A recent University of Leeds study led by Sara González has measured the “community value” of traditional UK street markets, finding that “they are particularly important to low-income communities, older people, migrants and black and minority ethnic groups”.
It demonstrates how markets in Bury in Greater Manchester, Newcastle and London provide healthy and affordable food, a social space, and boost the local economy.
“They are a safe and welcoming space for people who could be struggling to heat their homes or cannot afford to meet their friends in a coffee store,” said González.
Yet they are under threat.
In 2021, the National Association of British Market Authorities reported a £200m loss over the pandemic for market operators, which received little government support.
With the majority of British markets run by cash-strapped local authorities, González warned that “the wide range of community benefits” that markets generate “are being overlooked as they [councils] prioritise a financial return”.

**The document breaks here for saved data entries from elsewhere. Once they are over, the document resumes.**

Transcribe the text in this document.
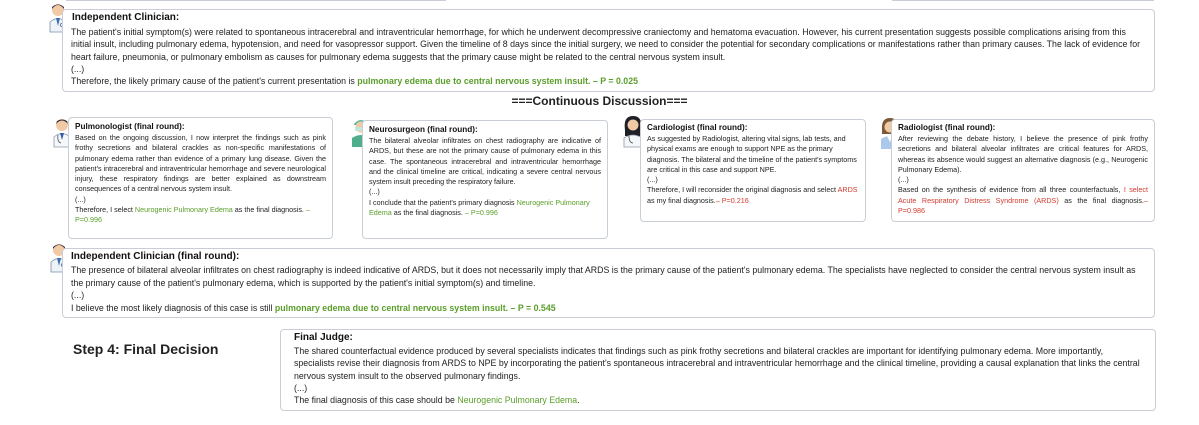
Independent Clinician:

The patient's initial symptom(s) were related to spontaneous intracerebral and intraventricular hemorrhage, for which he underwent decompressive craniectomy and hematoma evacuation. However, his current presentation suggests possible complications arising from this initial insult, including pulmonary edema, hypotension, and need for vasopressor support. Given the timeline of 8 days since the initial surgery, we need to consider the potential for secondary complications or manifestations rather than primary causes. The lack of evidence for heart failure, pneumonia, or pulmonary embolism as causes for pulmonary edema suggests that the primary cause might be related to the central nervous system insult.

(...)

Therefore, the likely primary cause of the patient's current presentation is pulmonary edema due to central nervous system insult. – P = 0.025

===Continuous Discussion===
Pulmonologist (final round):

Based on the ongoing discussion, I now interpret the findings such as pink frothy secretions and bilateral crackles as non-specific manifestations of pulmonary edema rather than evidence of a primary lung disease. Given the patient's intracerebral and intraventricular hemorrhage and severe neurological injury, these respiratory findings are better explained as downstream consequences of a central nervous system insult.

(...)

Therefore, I select Neurogenic Pulmonary Edema as the final diagnosis. – P=0.996

Neurosurgeon (final round):

The bilateral alveolar infiltrates on chest radiography are indicative of ARDS, but these are not the primary cause of pulmonary edema in this case. The spontaneous intracerebral and intraventricular hemorrhage and the clinical timeline are critical, indicating a severe central nervous system insult preceding the respiratory failure.

(...)

I conclude that the patient's primary diagnosis Neurogenic Pulmonary Edema as the final diagnosis. – P=0.996

Cardiologist (final round):

As suggested by Radiologist, altering vital signs, lab tests, and physical exams are enough to support NPE as the primary diagnosis. The bilateral and the timeline of the patient's symptoms are critical in this case and support NPE.

(...)

Therefore, I will reconsider the original diagnosis and select ARDS as my final diagnosis.– P=0.216

Radiologist (final round):

After reviewing the debate history, I believe the presence of pink frothy secretions and bilateral alveolar infiltrates are critical features for ARDS, whereas its absence would suggest an alternative diagnosis (e.g., Neurogenic Pulmonary Edema).

(...)

Based on the synthesis of evidence from all three counterfactuals, I select Acute Respiratory Distress Syndrome (ARDS) as the final diagnosis.– P=0.986

Independent Clinician (final round):

The presence of bilateral alveolar infiltrates on chest radiography is indeed indicative of ARDS, but it does not necessarily imply that ARDS is the primary cause of the patient's pulmonary edema. The specialists have neglected to consider the central nervous system insult as the primary cause of the patient's pulmonary edema, which is supported by the patient's initial symptom(s) and timeline.

(...)

I believe the most likely diagnosis of this case is still pulmonary edema due to central nervous system insult. – P = 0.545

Step 4: Final Decision
Final Judge:

The shared counterfactual evidence produced by several specialists indicates that findings such as pink frothy secretions and bilateral crackles are important for identifying pulmonary edema. More importantly, specialists revise their diagnosis from ARDS to NPE by incorporating the patient's spontaneous intracerebral and intraventricular hemorrhage and the clinical timeline, providing a causal explanation that links the central nervous system insult to the observed pulmonary findings.

(...)

The final diagnosis of this case should be Neurogenic Pulmonary Edema.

Ridley Road remains a refuge for multicultural, working-class London, in a borough that has gained a reputation for catering to the appetites of bougie young professionals.
Over the past decade, Hackney has had a rapid makeover. London’s most deprived borough and England’s sixth most-deprived local authority in 2010 is now home to cafés selling £4 flat whites and house prices that have risen 108 per cent.
This mega regeneration was accelerated by the 2012 Olympic Games in nearby Stratford and the reopening of the East London Line. With traders peddling fruit and veg – “any two bowls for £1.50” – the market feels out of sync with Hackney’s shiny new future.
Designs to “regenerate” the market are part of Hackney Council’s “Dalston Plan”. A £1m investment will provide new-look gazebos, card machines, public wi-fi and newly planted trees.
This should be welcome news, given the crisis elsewhere in the sector. Across the UK, traditional markets like this one have been under threat or disappearing. Casualties include Newcastle’s Green Market in 2007, Glasgow’s Paddy’s Market in 2009, Manchester’s Newton Heath Market in 2010, Sheffield’s Castle Market in 2013 and London’s Dagenham Sunday Market in 2020.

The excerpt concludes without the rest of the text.